When you first meet some of the characters, they might feel flat. However, if you make sure to talk to everyone, you’ll start to see that each and every one of them…most of them… have a much more involved story than you would have originally thought.
I will admit that most of these interactions are short but sweet, but if you’ve played through several dozen times, it adds up to a serious amount of dialog and story.
Death By Degrees
As a game where death is a part of the story, both figuratively and literally, it has a lot of replayability right out of the gate. You could probably play the game from now until the end of time and be hard pressed to see two identical runs. However, the developers at Supergiant Games took things a step further.
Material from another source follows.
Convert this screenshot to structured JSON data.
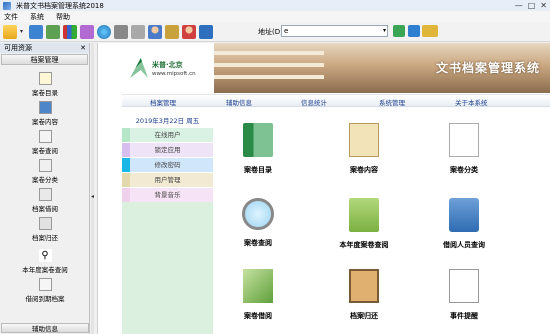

When you finally do manage to succeed in escaping from the underworld, you can start over again with something called the “The Pact of Punishment.” This essentially allows you to make the game more difficult on subsequent playthroughs. What makes the pact mechanic so interesting is that you can choose how much harder you would like the game to be.
Think that the prices in the store are too low? You can up them by 40% to start with. Getting bored with the boss fights? You can give them an extra move set. Are the enemies feeling too easy? Well you can give them extra armor, or have them deal more damage, or even give the tougher enemies unique abilities.
These adjustments, along with different weapon aspects and keepsakes (little trinkets that give you special passive abilities) ensure that Hades has a hard time overstaying its welcome.
Overall, Hades is an amazing game. The gameplay and mechanics are some of the best I’ve ever seen. The level design, while repetitive, never feels stale. The characters stand out in all the right ways and are easy to sympathize with. And the story, while given in small bites, is extremely well done.
My only gripe with the game is it’s menus. I’m not a huge fan of how they were laid out, and navigating them can be kind of a pain. Though you honestly don’t spend a lot of time in them, so it’s not a big deal.
I’m giving Hades a divine 9.5/10. It hits all the right notes, at exactly the right time, and manages to exceed any and all of my expectations (menus notwithstanding).
With all that said, I’m looking forward to whatever Supergiant Games does next, and I’ll try very hard not to condemn it for not being Hades.